Ojalá pudiera decir que poseo una fórmula para cambiar las mayúsculas por las minúsculas. Mike ha sugerido meditación y un viaje al Tíbet. (Eso puede llegar). Clarissa me ha ayudado; aunque lo que quiero es que vuelva a encarrilar su vida. Vender casas sin duda me sirve para tener la sensación de que soy invisible (eso es aún mejor que estar «bien relacionado»). Y la ausencia de Sally no ha sido una tragedia absoluta, pues la desgracia no desea realmente compañía, sino conclusión. Baste decir que voy tirando. Me he vuelto más tolerante, y muchas cosas han dejado de molestarme porque sí. Lo que me lleva a pensar que mi «estado» no debe haber cambiado tanto ni ser tan horriblemente malo.
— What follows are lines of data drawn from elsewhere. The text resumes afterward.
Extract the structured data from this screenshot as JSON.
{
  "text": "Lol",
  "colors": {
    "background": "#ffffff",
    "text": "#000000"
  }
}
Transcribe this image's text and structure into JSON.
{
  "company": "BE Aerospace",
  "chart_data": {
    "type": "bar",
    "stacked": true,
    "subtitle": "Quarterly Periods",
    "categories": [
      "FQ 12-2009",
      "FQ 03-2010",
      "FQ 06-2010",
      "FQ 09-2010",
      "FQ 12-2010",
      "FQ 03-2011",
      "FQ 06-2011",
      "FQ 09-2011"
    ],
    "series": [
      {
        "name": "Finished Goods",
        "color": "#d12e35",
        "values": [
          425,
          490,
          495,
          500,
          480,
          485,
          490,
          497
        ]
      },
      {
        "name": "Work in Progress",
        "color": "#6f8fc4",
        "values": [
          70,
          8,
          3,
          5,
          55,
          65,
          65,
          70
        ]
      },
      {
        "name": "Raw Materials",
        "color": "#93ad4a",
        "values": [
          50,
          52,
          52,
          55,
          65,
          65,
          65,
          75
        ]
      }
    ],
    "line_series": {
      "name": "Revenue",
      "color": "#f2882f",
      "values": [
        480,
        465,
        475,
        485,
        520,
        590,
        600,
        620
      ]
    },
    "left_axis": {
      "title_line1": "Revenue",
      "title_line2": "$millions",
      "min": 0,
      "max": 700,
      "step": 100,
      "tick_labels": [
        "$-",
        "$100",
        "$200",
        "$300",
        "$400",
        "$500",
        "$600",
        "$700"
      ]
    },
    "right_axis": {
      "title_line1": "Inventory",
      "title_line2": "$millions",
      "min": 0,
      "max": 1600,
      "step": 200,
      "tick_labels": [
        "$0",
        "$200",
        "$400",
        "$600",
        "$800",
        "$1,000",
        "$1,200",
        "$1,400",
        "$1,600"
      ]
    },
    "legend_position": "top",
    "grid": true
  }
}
Y también he de reconocer que en la vida tan arbitraria que solemos llevar la mayoría de nosotros hay una dulce satisfacción en que eso llegue y deje de estar siempre ahí, aterrándonos: la coz del infarto; la amputación de ambos pies tras bajar el K2 esquiando con paracaídas el día de tu cumpleaños; degeneración macular aguda, de manera que necesitas un perro para encontrar el retrete. Ese vehemente deseo de satisfacción, creo yo, está en el ánimo del escaso número de veteranos de Corea que reconocen atrocidades de guerra que jamás cometieron y nunca cometerían; y tal vez pueda decirse lo mismo de la pobre Marguerite, sola en Haddam, preguntándose qué es lo que tiene que confesar. Hay un deseo de arrostrar las consecuencias de algo que se ha hecho, aunque sólo sea una cantinela que resuena en la cabeza; un deseo de lo real, lo permanente, de un claro entre las nubes que diga: Así es como eres y como siempre serás. La madre naturaleza puede hacer otra cosa por ti y por mí, dice el poeta, así que toma el aire. Y eso hago. Tomo el aire vivificante siempre que puedo, como ahora. Aunque en lo que yo confío es en esa otra cosa que promete la madre naturaleza, eso que apresura el paso y la respiración y por tanto no puede considerarse como el enemigo.